James Huckabone
James Huckabone

Reputation: 625

Can I restrict website access to specific computers?

I realize that mac addresses or machine ids aren't transferred over the internet, however, I would like to lock down our subscription-based website security so that only specific computers can register and have access to its resources.

Large organizations will subscribe to our service and will undoubtedly have more than one ip for their organization. As well, we'd like to give the ability for their qualified employees to access the website on devices outside of their physical organization (for road-trip presentations, etc.).

Is there a sure-fire way to achieve this end (beyond the username/password assigned to each account)? If not, what would be the most effective approach?

Upvotes: 2

Views: 6537

Answers (2)

ghoti
ghoti

Reputation: 46816

Instead of restricting access via IP, you want to use something that's actually secure.

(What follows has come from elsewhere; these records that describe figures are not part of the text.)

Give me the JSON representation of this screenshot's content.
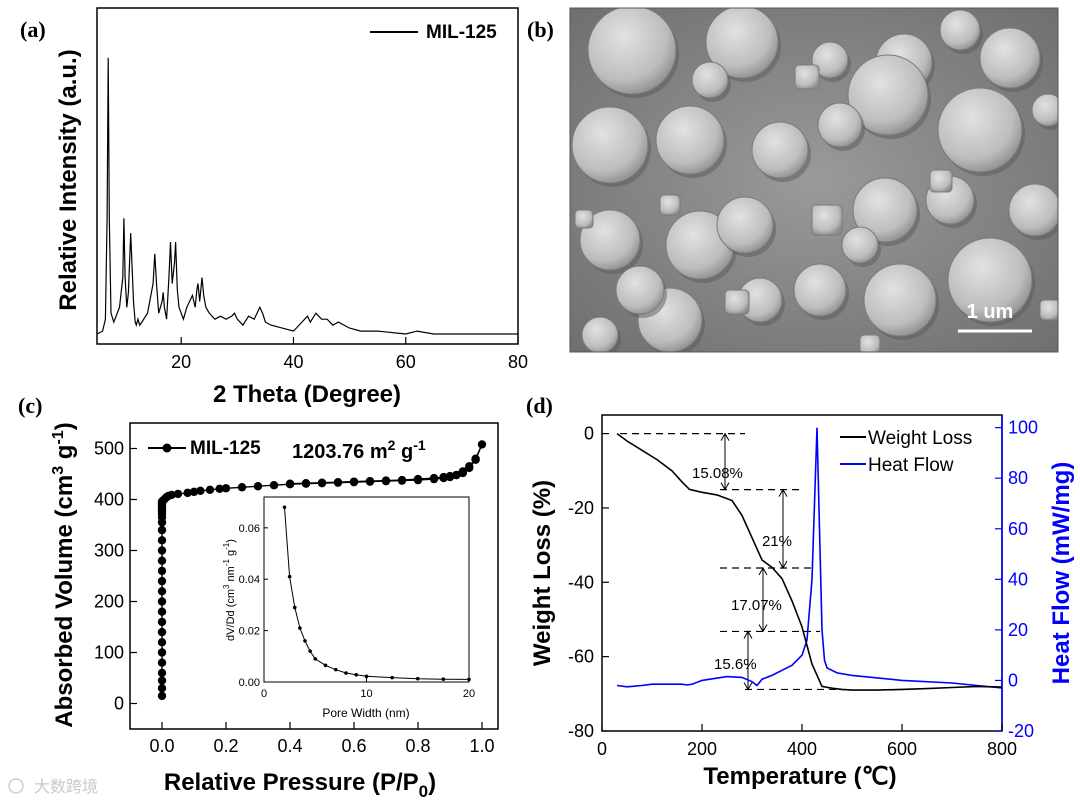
{
  "panels": {
    "a": {
      "label": "(a)",
      "chart_data": {
        "type": "line",
        "xlabel": "2 Theta (Degree)",
        "ylabel": "Relative Intensity (a.u.)",
        "xlim": [
          5,
          80
        ],
        "xticks": [
          20,
          40,
          60,
          80
        ],
        "legend": "top-right",
        "series": [
          {
            "name": "MIL-125",
            "color": "#000000",
            "x": [
              5.0,
              6.0,
              6.5,
              6.8,
              7.0,
              7.2,
              7.5,
              8.0,
              9.0,
              9.6,
              9.8,
              10.0,
              10.3,
              10.6,
              11.0,
              11.5,
              11.8,
              12.0,
              12.3,
              12.6,
              13.0,
              14.0,
              15.0,
              15.3,
              15.6,
              16.0,
              16.6,
              16.8,
              17.0,
              17.4,
              17.8,
              18.1,
              18.4,
              18.8,
              19.0,
              19.3,
              19.6,
              20.0,
              20.4,
              21.0,
              22.0,
              22.5,
              22.8,
              23.0,
              23.3,
              23.7,
              24.0,
              24.4,
              25.0,
              26.0,
              27.0,
              28.0,
              29.0,
              29.5,
              30.0,
              31.0,
              32.0,
              33.0,
              34.0,
              34.5,
              35.0,
              36.0,
              38.0,
              40.0,
              41.5,
              42.5,
              43.0,
              44.0,
              45.0,
              46.0,
              47.0,
              48.0,
              49.0,
              50.0,
              52.0,
              55.0,
              60.0,
              62.0,
              65.0,
              70.0,
              75.0,
              80.0
            ],
            "values": [
              0.01,
              0.02,
              0.06,
              0.4,
              0.94,
              0.4,
              0.08,
              0.05,
              0.1,
              0.2,
              0.4,
              0.2,
              0.1,
              0.15,
              0.35,
              0.12,
              0.05,
              0.04,
              0.06,
              0.04,
              0.05,
              0.08,
              0.18,
              0.28,
              0.18,
              0.08,
              0.12,
              0.15,
              0.1,
              0.06,
              0.2,
              0.32,
              0.18,
              0.25,
              0.32,
              0.16,
              0.1,
              0.08,
              0.06,
              0.1,
              0.14,
              0.1,
              0.16,
              0.18,
              0.12,
              0.2,
              0.14,
              0.1,
              0.08,
              0.06,
              0.07,
              0.06,
              0.07,
              0.08,
              0.06,
              0.04,
              0.07,
              0.06,
              0.1,
              0.08,
              0.05,
              0.04,
              0.03,
              0.02,
              0.05,
              0.07,
              0.05,
              0.08,
              0.06,
              0.06,
              0.04,
              0.05,
              0.04,
              0.03,
              0.02,
              0.02,
              0.01,
              0.02,
              0.01,
              0.01,
              0.01,
              0.01
            ]
          }
        ]
      }
    },
    "b": {
      "label": "(b)",
      "scalebar": "1 um"
    },
    "c": {
      "label": "(c)",
      "annotation_main": "1203.76 m",
      "annotation_sup": "2",
      "annotation_tail": " g",
      "annotation_sup2": "-1",
      "ylabel_main": "Absorbed Volume (cm",
      "ylabel_sup": "3",
      "ylabel_mid": " g",
      "ylabel_sup2": "-1",
      "ylabel_end": ")",
      "xlabel_main": "Relative Pressure (P/P",
      "xlabel_sub": "0",
      "xlabel_end": ")",
      "chart_data": {
        "type": "scatter",
        "xlim": [
          -0.1,
          1.05
        ],
        "ylim": [
          -50,
          550
        ],
        "xticks": [
          0.0,
          0.2,
          0.4,
          0.6,
          0.8,
          1.0
        ],
        "yticks": [
          0,
          100,
          200,
          300,
          400,
          500
        ],
        "legend": "top-left",
        "series": [
          {
            "name": "MIL-125",
            "color": "#000000",
            "x": [
              0.0,
              0.0,
              0.0,
              0.0,
              0.0,
              0.0,
              0.0,
              0.0,
              0.0,
              0.0,
              0.0,
              0.0,
              0.0,
              0.0,
              0.0,
              0.0,
              0.0,
              0.0,
              0.0,
              0.0,
              0.0,
              0.0,
              0.0,
              0.0,
              0.0,
              0.0,
              0.0,
              0.005,
              0.01,
              0.015,
              0.02,
              0.03,
              0.05,
              0.08,
              0.1,
              0.12,
              0.15,
              0.18,
              0.2,
              0.25,
              0.3,
              0.35,
              0.4,
              0.45,
              0.5,
              0.55,
              0.6,
              0.65,
              0.7,
              0.75,
              0.8,
              0.85,
              0.88,
              0.9,
              0.92,
              0.94,
              0.96,
              0.98,
              1.0,
              0.98,
              0.96,
              0.94,
              0.92,
              0.9,
              0.88,
              0.85,
              0.8,
              0.75,
              0.7,
              0.65,
              0.6,
              0.55,
              0.5,
              0.45,
              0.4
            ],
            "values": [
              15,
              30,
              45,
              60,
              80,
              100,
              120,
              140,
              160,
              180,
              200,
              220,
              240,
              260,
              280,
              300,
              320,
              340,
              355,
              365,
              372,
              378,
              383,
              387,
              390,
              393,
              396,
              399,
              402,
              405,
              407,
              409,
              411,
              413,
              415,
              417,
              419,
              421,
              422,
              424,
              426,
              428,
              430,
              431,
              432,
              433,
              434,
              435,
              436,
              437,
              438,
              440,
              442,
              444,
              448,
              455,
              465,
              480,
              508,
              478,
              462,
              452,
              448,
              446,
              444,
              442,
              440,
              438,
              437,
              436,
              435,
              434,
              433,
              432,
              431
            ]
          }
        ],
        "inset": {
          "type": "line",
          "xlabel": "Pore Width (nm)",
          "ylabel_main": "dV/Dd (cm",
          "ylabel_sup": "3",
          "ylabel_mid": " nm",
          "ylabel_sup2": "-1",
          "ylabel_mid2": " g",
          "ylabel_sup3": "-1",
          "ylabel_end": ")",
          "xlim": [
            0,
            20
          ],
          "ylim": [
            0,
            0.072
          ],
          "xticks": [
            0,
            10,
            20
          ],
          "yticks": [
            0.0,
            0.02,
            0.04,
            0.06
          ],
          "ytick_labels": [
            "0.00",
            "0.02",
            "0.04",
            "0.06"
          ],
          "x": [
            2.0,
            2.5,
            3.0,
            3.5,
            4.0,
            4.5,
            5.0,
            6.0,
            7.0,
            8.0,
            9.0,
            10.0,
            12.5,
            15.0,
            17.5,
            20.0
          ],
          "values": [
            0.068,
            0.041,
            0.029,
            0.021,
            0.016,
            0.012,
            0.009,
            0.0065,
            0.0048,
            0.0035,
            0.0028,
            0.0022,
            0.0017,
            0.0013,
            0.0011,
            0.001
          ]
        }
      }
    },
    "d": {
      "label": "(d)",
      "chart_data": {
        "type": "line",
        "xlabel": "Temperature (℃)",
        "ylabel_left": "Weight Loss (%)",
        "ylabel_right": "Heat Flow (mW/mg)",
        "xlim": [
          0,
          800
        ],
        "ylim_left": [
          -80,
          5
        ],
        "ylim_right": [
          -20,
          105
        ],
        "xticks": [
          0,
          200,
          400,
          600,
          800
        ],
        "yticks_left": [
          0,
          -20,
          -40,
          -60,
          -80
        ],
        "yticks_right": [
          -20,
          0,
          20,
          40,
          60,
          80,
          100
        ],
        "legend": "top-right",
        "series": [
          {
            "name": "Weight Loss",
            "color": "#000000",
            "axis": "left",
            "x": [
              30,
              50,
              80,
              110,
              140,
              160,
              175,
              200,
              230,
              260,
              280,
              300,
              320,
              340,
              360,
              380,
              400,
              420,
              440,
              460,
              480,
              500,
              550,
              600,
              650,
              700,
              750,
              800
            ],
            "values": [
              0,
              -2,
              -4.5,
              -7,
              -10,
              -13,
              -15,
              -15.8,
              -16.5,
              -18,
              -22,
              -28,
              -34,
              -36,
              -39,
              -45,
              -52,
              -62,
              -68,
              -68.5,
              -68.8,
              -69,
              -69,
              -68.8,
              -68.6,
              -68.3,
              -68,
              -68.2
            ]
          },
          {
            "name": "Heat Flow",
            "color": "#0000ff",
            "axis": "right",
            "x": [
              30,
              50,
              80,
              100,
              150,
              160,
              170,
              180,
              200,
              250,
              280,
              300,
              310,
              320,
              340,
              360,
              380,
              400,
              410,
              420,
              425,
              430,
              435,
              440,
              445,
              450,
              470,
              500,
              600,
              700,
              800
            ],
            "values": [
              -2,
              -2.5,
              -2,
              -1.5,
              -1.5,
              -1.5,
              -1.8,
              -1.5,
              0,
              1.5,
              1.2,
              -0.5,
              -2,
              0.5,
              2,
              4,
              6,
              10,
              16,
              40,
              70,
              100,
              60,
              20,
              8,
              5,
              3,
              2,
              0,
              -1,
              -3
            ]
          }
        ],
        "annotations": [
          "15.08%",
          "21%",
          "17.07%",
          "15.6%"
        ]
      }
    }
  },
  "watermark": "大数跨境"
}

Username and password over an HTTPS connection should at least be unsniffable, but you might want to look in to client SSL certificates. They can be configured in Apache or other web server software. If username/password authentication is not enough, this is the next (and perhaps final) step up.

UPDATE:

That said, what many application providers will do is provide a method for subscribers to implement an ACL for their accounts. You can even force people to consider their ACL before allowing them to access your services. Think of it this way:

  • An account is set up in your system allowing login from anywhere. Upon creation, the ACL is UNSET.
  • User logs in and is immediately directed to an ACL setup page, where they must provide either an IP address or range or subnet associated with their account. You can be clever and pre-populate things with their existing IP address or subnet, perhaps even looking things up at ARIN to see if their IP is in a network assigned to the company name on their account.
  • Once the ACL is set (or they have, despite your warnings, confirmed that they want to keep their ACL open), they can access your services.
  • If they try log in from elsewhere, they (and you) are notified via email (or SMS or whatever) of an attempted breach.
  • If they no longer have access to their ACL-listed IPs (i.e. IP renumbering due to a new upstream Internet provider and bad planning), they can call your phone support who will validate them by other means. FAX confirmation perhaps, because that's SO secure...

A user-managed ACL is not a "sure-fire" way, but it may be sufficiently effective for your needs, and it will certainly instill a sense in your customers that you have their best interests at heart.

Upvotes: 2

Oswald
Oswald

Reputation: 31637

There is no sure-fire way. That's in the nature of networks. You accept data from a remote machine and you have to trust it at least to some extend.

Take the simple username/password approach. If the usename and the passwords match, you have to trust, that they where entered by the person that the username and password was intended for. This does not fundamentally change if you require more data to be send by the client.